Why law of evidence supports the verdict that the president is guilty
The Constitution defines impeachment as a civil proceeding before the Senate. Its noncriminal nature means the principles of evidence that will govern federal civil trials offer a number of wise and appropriate guides for evaluating evidentiary issues, even though they do not necessarily apply to impeachment trials or control Senate decisions. They provide several established principles for reaching sound judgments about the truth as they are based on common understandings of human behavior.
Those principles reflect two such basic understandings. First, innocent people accused of wrongdoing generally make every effort to produce evidence to refute the charges against them. Second, guilty people who possess evidence of their guilt generally make every effort, whether legal or illegal, to withhold that evidence. To deal with the latter behavior, the law has developed a series of fair and founded evidentiary presumptions.
One deals with refusal to testify. In civil trials, unlike criminal trials, the law allows juries to infer that a person refusing to testify means his testimony would undercut or contradict his own position. The Fifth Amendment, the Supreme Court has decided, “does not forbid adverse inferences against parties to civil actions when they refuse to testify in response to probative evidence offered against them.” Given the evidence in the record, much of which comes from the public statements of President Trump himself, his failure to testify would allow such unfavorable inferences to be made.
Three other principles mean that if Trump did choose to testify, the law would allow his repeated lies to be used against him. First, one federal rule of evidence allows a witness to be questioned about his prior lies. Second, the same rule also provides that other witnesses may testify on the untruthfulness or reputation for untruthfulness of a witness. A third principle holds that, if a jury finds that a witness intentionally lied about any material fact, then it may reject all his testimony on the grounds that he is so untrustworthy that he must not be believed on any relevant fact.
Thus, among other sources, the information behind the Washington Post report published last month, which shows that Trump himself has made more than 15,400 “false or misleading claims” as president for an average of 15 such claims a day, could inspire a devastating cross examination and also allow compelling testimony from others impugning his truthfulness. Furthermore, these principles establish that the law would allow a jury to disbelieve virtually everything he says. No wonder he dares not testify.

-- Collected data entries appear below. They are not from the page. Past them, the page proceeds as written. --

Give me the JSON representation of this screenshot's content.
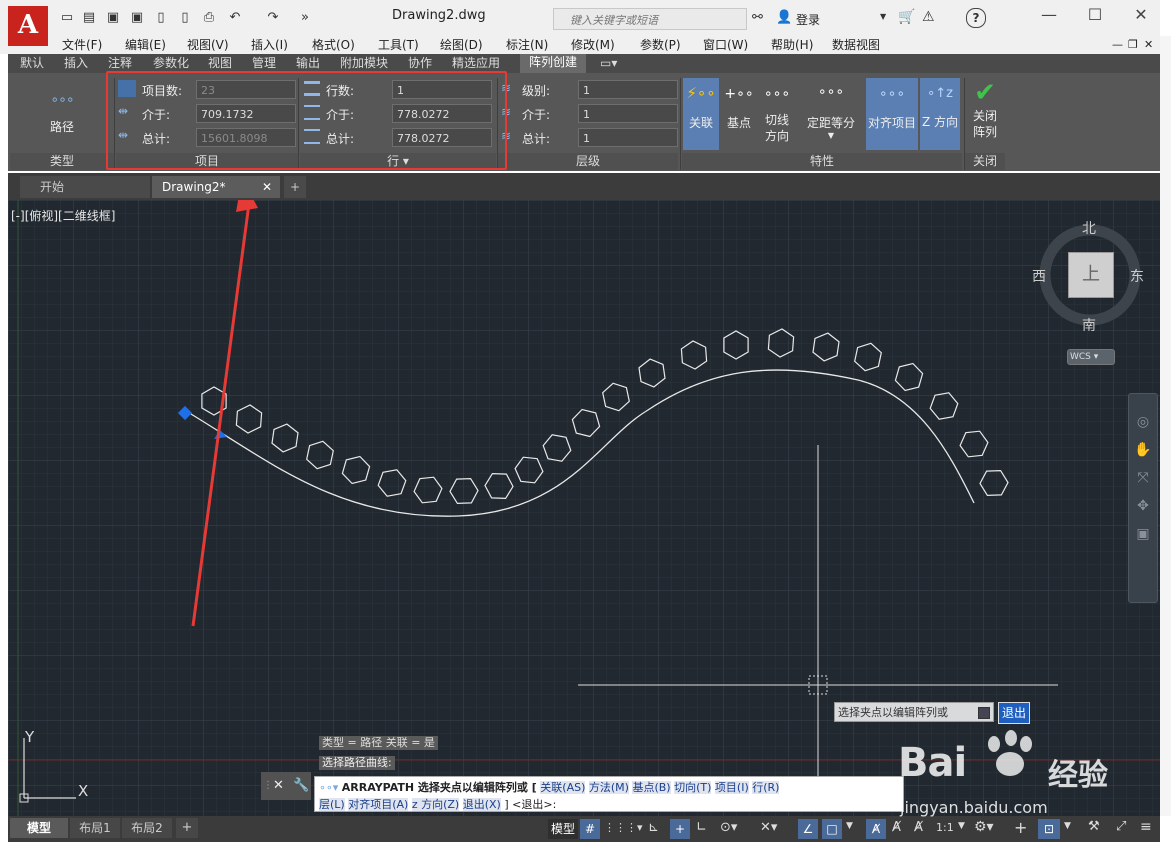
{
  "app": {
    "logo_letter": "A",
    "doc_title": "Drawing2.dwg",
    "search_placeholder": "键入关键字或短语",
    "login": "登录",
    "help": "?"
  },
  "menubar": [
    "文件(F)",
    "编辑(E)",
    "视图(V)",
    "插入(I)",
    "格式(O)",
    "工具(T)",
    "绘图(D)",
    "标注(N)",
    "修改(M)",
    "参数(P)",
    "窗口(W)",
    "帮助(H)",
    "数据视图"
  ],
  "ribbon_tabs": [
    "默认",
    "插入",
    "注释",
    "参数化",
    "视图",
    "管理",
    "输出",
    "附加模块",
    "协作",
    "精选应用"
  ],
  "ribbon_active_tab": "阵列创建",
  "ribbon": {
    "type_panel": {
      "button": "路径",
      "title": "类型"
    },
    "items_panel": {
      "title": "项目",
      "count_label": "项目数:",
      "count_value": "23",
      "between_label": "介于:",
      "between_value": "709.1732",
      "total_label": "总计:",
      "total_value": "15601.8098"
    },
    "rows_panel": {
      "title": "行 ▾",
      "rows_label": "行数:",
      "rows_value": "1",
      "between_label": "介于:",
      "between_value": "778.0272",
      "total_label": "总计:",
      "total_value": "778.0272"
    },
    "levels_panel": {
      "title": "层级",
      "levels_label": "级别:",
      "levels_value": "1",
      "between_label": "介于:",
      "between_value": "1",
      "total_label": "总计:",
      "total_value": "1"
    },
    "props_panel": {
      "title": "特性",
      "associative": "关联",
      "base_point": "基点",
      "tangent": "切线\n方向",
      "measure": "定距等分",
      "align_items": "对齐项目",
      "z_direction": "Z 方向"
    },
    "close_panel": {
      "title": "关闭",
      "button": "关闭\n阵列"
    }
  },
  "doc_tabs": [
    "开始",
    "Drawing2*"
  ],
  "viewport_label": "[-][俯视][二维线框]",
  "viewcube": {
    "north": "北",
    "south": "南",
    "east": "东",
    "west": "西",
    "top": "上",
    "wcs": "WCS"
  },
  "ucs": {
    "x": "X",
    "y": "Y"
  },
  "prompt_popup": {
    "text": "选择夹点以编辑阵列或",
    "option": "退出"
  },
  "history": [
    "类型 = 路径  关联 = 是",
    "选择路径曲线:"
  ],
  "command": {
    "line1_cmd": "ARRAYPATH 选择夹点以编辑阵列或 [",
    "options1": [
      "关联(AS)",
      "方法(M)",
      "基点(B)",
      "切向(T)",
      "项目(I)",
      "行(R)"
    ],
    "options2": [
      "层(L)",
      "对齐项目(A)",
      "z 方向(Z)",
      "退出(X)"
    ],
    "line2_tail": "] <退出>:"
  },
  "layout_tabs": [
    "模型",
    "布局1",
    "布局2"
  ],
  "status_model": "模型",
  "status_scale": "1:1",
  "watermark": {
    "main": "Bai",
    "sub": "经验",
    "url": "jingyan.baidu.com"
  },
  "colors": {
    "autocad_red": "#c8231d",
    "highlight": "#e53a35",
    "active_blue": "#5b7fb2",
    "canvas": "#212830"
  }
}
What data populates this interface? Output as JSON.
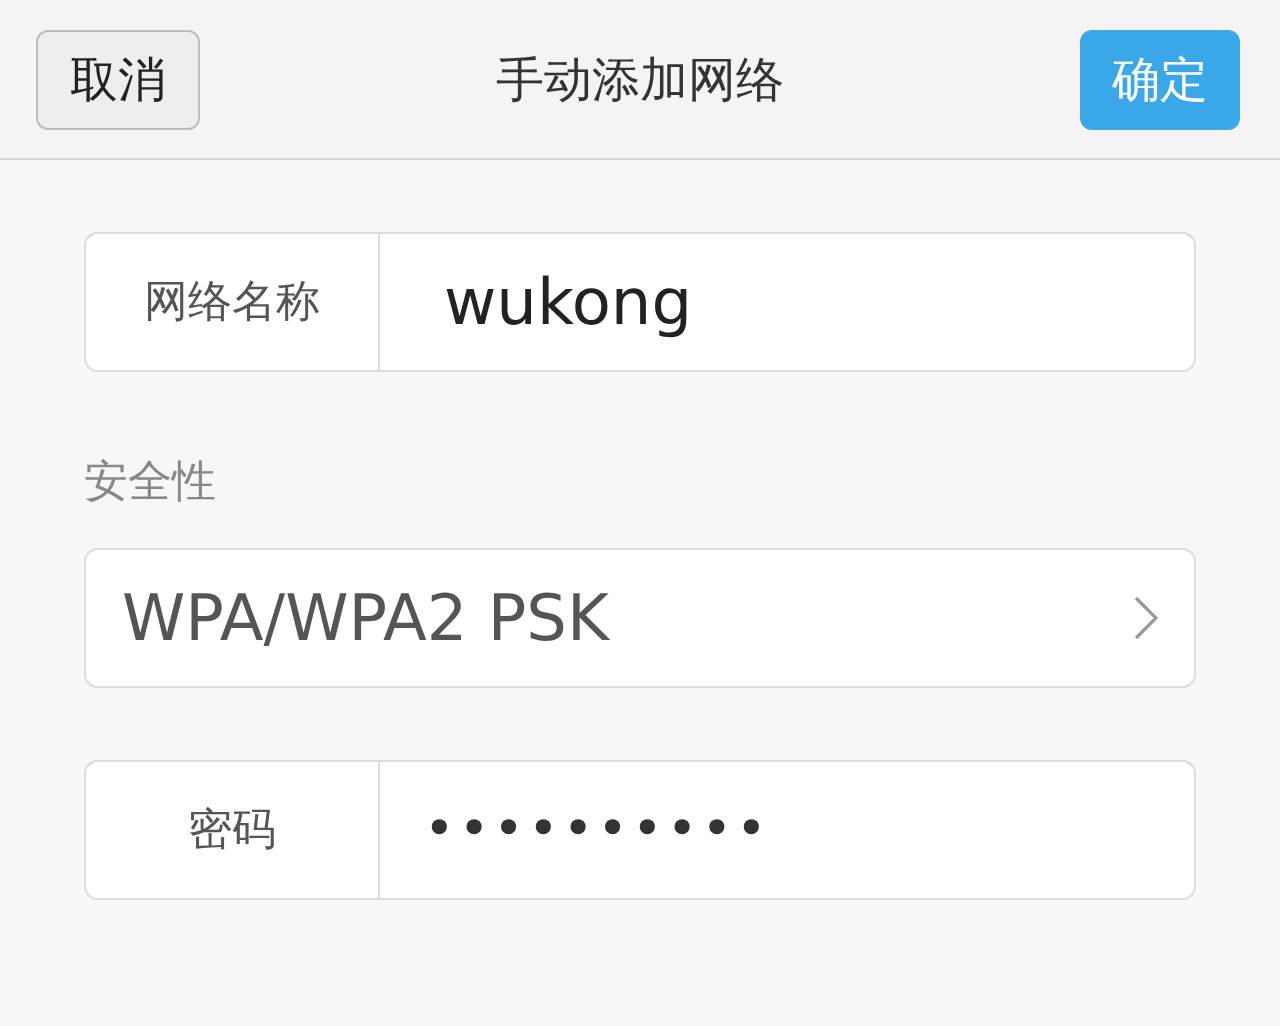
{
  "header": {
    "cancel": "取消",
    "title": "手动添加网络",
    "confirm": "确定"
  },
  "fields": [
    {
      "kind": "text",
      "label": "网络名称",
      "value": "wukong"
    },
    {
      "kind": "section",
      "label": "安全性"
    },
    {
      "kind": "select",
      "value": "WPA/WPA2 PSK"
    },
    {
      "kind": "password",
      "label": "密码",
      "value": "••••••••••"
    }
  ]
}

Three more principles allow inferences against parties that block access to the evidence, as Trump has repeatedly done. First, if a party possesses relevant evidence and refuses to produce it, the law allows a jury to draw an unfavorable inference from the refusal. Second, if a party blocks key witnesses from testifying in a trial, the law allows a jury to infer that their testimony would damage the argument of the party. Third, if one or more witnesses are “missing” and under the “control” of a party that prevents their appearance at trial, many courts will allow juries to presume that the blocked testimony would contradict the position of the controlling party. All these rules justify the inference that Trump stands guilty as charged.
Another principle addresses the interpretation of documents and holds that the meaning of an incomplete or ambiguous document needs to be construed strictly against its drafter. Instead of releasing the full transcript of his call with the Ukrainian president, Trump produced an incomplete summary. Testimony confirmed that the summary is not only incomplete but inaccurate as well. The summary supports the impeachment charges because it confirms that Trump had requested a favor from the Ukrainian president, while other evidence reveals he contemporaneously directed that the appropriated funds for Ukraine be withheld. This principle means the admission in the summary that Trump had requested a favor during the call should properly be construed as attempted extortion or bribery.

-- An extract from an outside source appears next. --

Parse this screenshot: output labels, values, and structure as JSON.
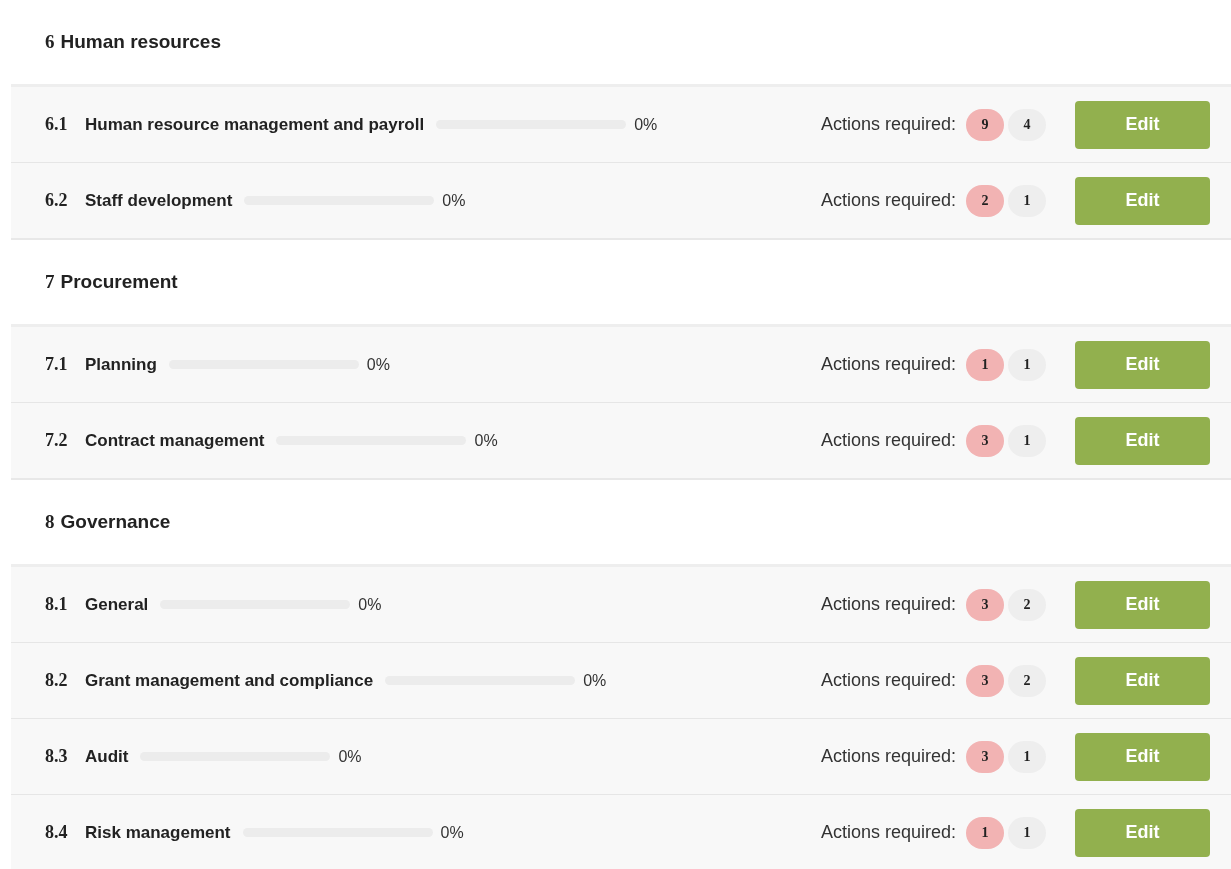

Finally, the principle behind the best evidence rule means the summary should not be used when a full transcript exists. We already know that there is such a transcript from the White House, that it is locked away under control of Trump, and that he refuses to produce it. The logical inference is that the parts of the call excluded from the summary would add likely more decisive evidence of his guilt, so his refusal to produce the transcript would then allow a jury to draw that damaging inference.
The law has remedies for the methodical efforts of the president to hide the truth, and it lies in long honored principles designed to protect the integrity of the civil processes of the law. Those very rules seek to ensure either that the truth comes out or that, if a party attempts to prevent it, the jury is allowed to draw the logical inference. All point to the same conclusion and can support a verdict that Trump is guilty as charged.
Edward Purcell Jr. is a distinguished professor with New York Law School and is the author of “Antonin Scalia and American Constitutionalism: The Historical Significance of a Judicial Icon” set to be published this winter.